1. 📘 Topic and Domain: Prolonged reinforcement learning (ProRL) for improving reasoning capabilities in large language models, in the domain of artificial intelligence and natural language processing.
2. 💡 Previous Research and New Ideas: Based on previous research questioning whether RL truly expands model capabilities or just amplifies existing abilities. Proposes new ProRL methodology with extended training periods, KL divergence control, and reference policy resetting.
3. ❓ Problem: Addresses whether reinforcement learning can genuinely enhance a language model's reasoning capabilities beyond its base model's abilities, particularly in diverse reasoning tasks.

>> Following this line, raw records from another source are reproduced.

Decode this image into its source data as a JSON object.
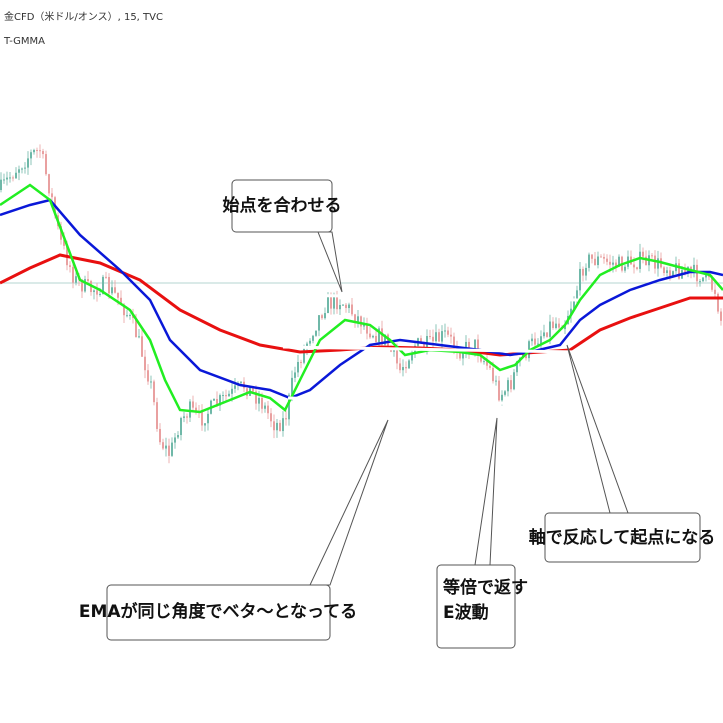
{
  "header": {
    "symbol": "金CFD（米ドル/オンス）, 15, TVC",
    "indicator": "T-GMMA"
  },
  "callouts": [
    {
      "lines": [
        "始点を合わせる"
      ]
    },
    {
      "lines": [
        "EMAが同じ角度でベタ〜となってる"
      ]
    },
    {
      "lines": [
        "等倍で返す",
        "E波動"
      ]
    },
    {
      "lines": [
        "軸で反応して起点になる"
      ]
    }
  ]
}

4. 🛠️ Methods: Implemented ProRL training on a 1.5B parameter model using Group Relative Policy Optimization (GRPO), with KL regularization and periodic reference policy resets, trained on 136K problems across math, code, STEM, logic puzzles, and instruction following tasks.
5. 📊 Results and Evaluation: The model achieved significant improvements over base model: +14.7% on math, +13.9% on coding, +54.8% on logic puzzles, +25.1% on STEM reasoning, and +18.1% on instruction following tasks, demonstrating that prolonged RL training can expand reasoning capabilities beyond the base model's abilities.